A lot of what Zimmerman writes resonates with my memory of that time of life. But at the moment I feel I am working through a different kind of mid-life crisis: the health crisis where I am coming face to face with the results of general indifference, insufficient effort and the self-reinforcing doom spiral where everything is related to all the other problems and nothing seems fixable. The slow plod of one foot in front of the other. And I read her story about the pain endured on the way to becoming more authentically herself, and just feel like I would trade with her in a heartbeat in exchange for this pain of feeling that I have to lose myself in lists of things I must do and am not allowed to do in order to continue at all. Or maybe I'm still in the terrifying part, and it will get better. Hard to tell when you're in it.
posted by Athanassiel at 6:46 PM on July 20, 2015 [7 favorites]


Incidentally and without intending to decenter the thread from women, some of this actually felt really familiar to me as a gay man. For me I think this is because as a teenager I was under a lot of pressure early on to try to suppress my sexuality and date women, and I think partially as a result I got it into my head early on that being in a long-term intimate relationship was mainly about self-sacrifice and self-abnegation. I think there was also the aspect not just of denial but of actively trying to give other people whatever they wanted to make up for my lack of heterosexuality (I swear I've seen other discussions on MeFi about this but I can't find them now, oh well).
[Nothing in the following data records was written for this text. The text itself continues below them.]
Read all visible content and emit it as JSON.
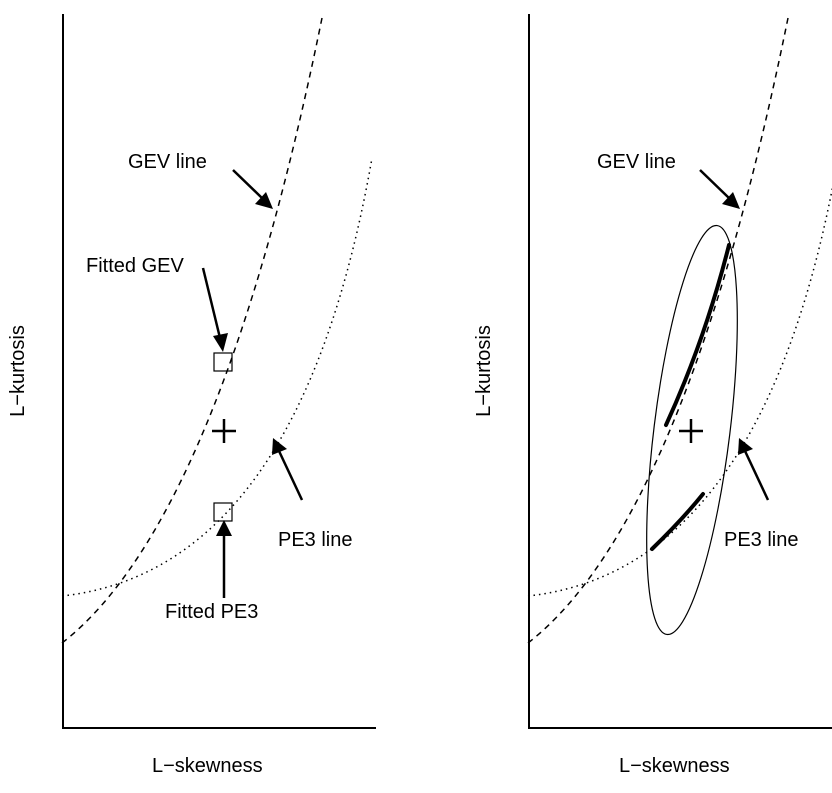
{
  "panels": [
    {
      "xlabel": "L−skewness",
      "ylabel": "L−kurtosis",
      "labels": {
        "gev_line": "GEV line",
        "pe3_line": "PE3 line",
        "fitted_gev": "Fitted GEV",
        "fitted_pe3": "Fitted PE3"
      }
    },
    {
      "xlabel": "L−skewness",
      "ylabel": "L−kurtosis",
      "labels": {
        "gev_line": "GEV line",
        "pe3_line": "PE3 line"
      }
    }
  ]
}
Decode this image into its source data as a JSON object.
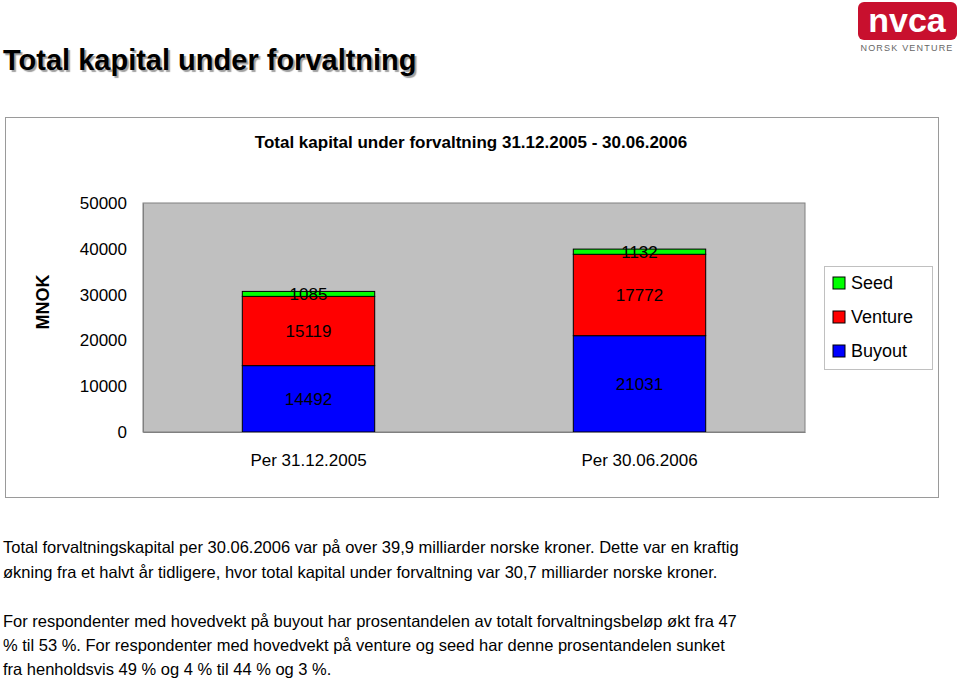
{
  "chart_data": {
    "type": "bar",
    "stacked": true,
    "data_labels": true,
    "grid": false,
    "legend": "right",
    "title": "Total kapital under forvaltning 31.12.2005 - 30.06.2006",
    "y_label": "MNOK",
    "categories": [
      "Per 31.12.2005",
      "Per 30.06.2006"
    ],
    "series": [
      {
        "name": "Buyout",
        "color": "#0000ff",
        "values": [
          14492,
          21031
        ]
      },
      {
        "name": "Venture",
        "color": "#ff0000",
        "values": [
          15119,
          17772
        ]
      },
      {
        "name": "Seed",
        "color": "#00ff00",
        "values": [
          1085,
          1132
        ]
      }
    ],
    "ylim": [
      0,
      50000
    ],
    "yticks": [
      0,
      10000,
      20000,
      30000,
      40000,
      50000
    ]
  },
  "page": {
    "title": "Total kapital under forvaltning",
    "logo": {
      "main": "nvca",
      "sub": "NORSK VENTURE"
    },
    "paragraphs": [
      [
        "Total forvaltningskapital per 30.06.2006 var på over 39,9 milliarder norske kroner. Dette var en kraftig",
        "økning fra et halvt år tidligere, hvor total kapital under forvaltning var 30,7 milliarder norske kroner."
      ],
      [
        "For respondenter med hovedvekt på buyout har prosentandelen av totalt forvaltningsbeløp økt fra 47",
        "% til 53 %. For respondenter med hovedvekt på venture og seed har denne prosentandelen sunket",
        "fra henholdsvis 49 % og 4 % til 44 % og 3 %."
      ]
    ]
  }
}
Anyway, thanks a lot for posting this.
posted by en forme de poire at 9:33 PM on July 20, 2015 [7 favorites]


I liked this article. You only have one life, and each moment of it, once spent, is irreplaceable. Spending this most precious resource being unhappy for the sake of others, or demanding that others suffer to make you happy (because society told you that you are entitled to another human's time as long as you're nice?), is an absolute load of horseshit. I would go so far as to say that this misery is a betrayal of yourself: one of the most widespread sins that we commit as humans, and the source of much of the anguish and regret in our society as it stands today.

If you aren't in love with your life and the people in it, even when you struggle, even when you fall, you need to take a good long look at why that is and whether it's worth the expense of your time. For some people it is. If it isn't, you are missing out on the world's tremendous beauty and you may want to make some changes, as the author did, if you are able. People are organic. We grow and change as we learn about ourselves and our world, sometimes in quite unexpected ways. You do not have to be a prisoner to the ghost of who you used to be. Stop carrying the burden of past expectations and be truly honest with yourself about your needs NOW.

I want to shout from the rooftops: you are not responsible for the feelings of anybody else, and nobody is responsible for your feelings either. Stop allowing yourself to be controlled by the expectations of others, stop trying to control others, and take the space necessary to try to figure out who you are and what you really want from your time here, because life is fleeting.

You don't owe other people shit. We are not vending machines. Seek your joy.
posted by Feyala at 10:39 PM on July 20, 2015 [17 favorites]


I have to say both the linked article and the conversation in here kind of reinforces my totally unsourced belief that the mid-life crisis is often the endgame for the identity crisis of adolescence.
posted by rum-soaked space hobo at 1:47 AM on July 21, 2015 [7 favorites]


I tried to articulate where I am in this process, and by extension, what it means for my husband (and I). Let us just say the the results are not yet known but I am finally beginning to feel more true to myself.

But yep, this article nails some aspects of the experience very well.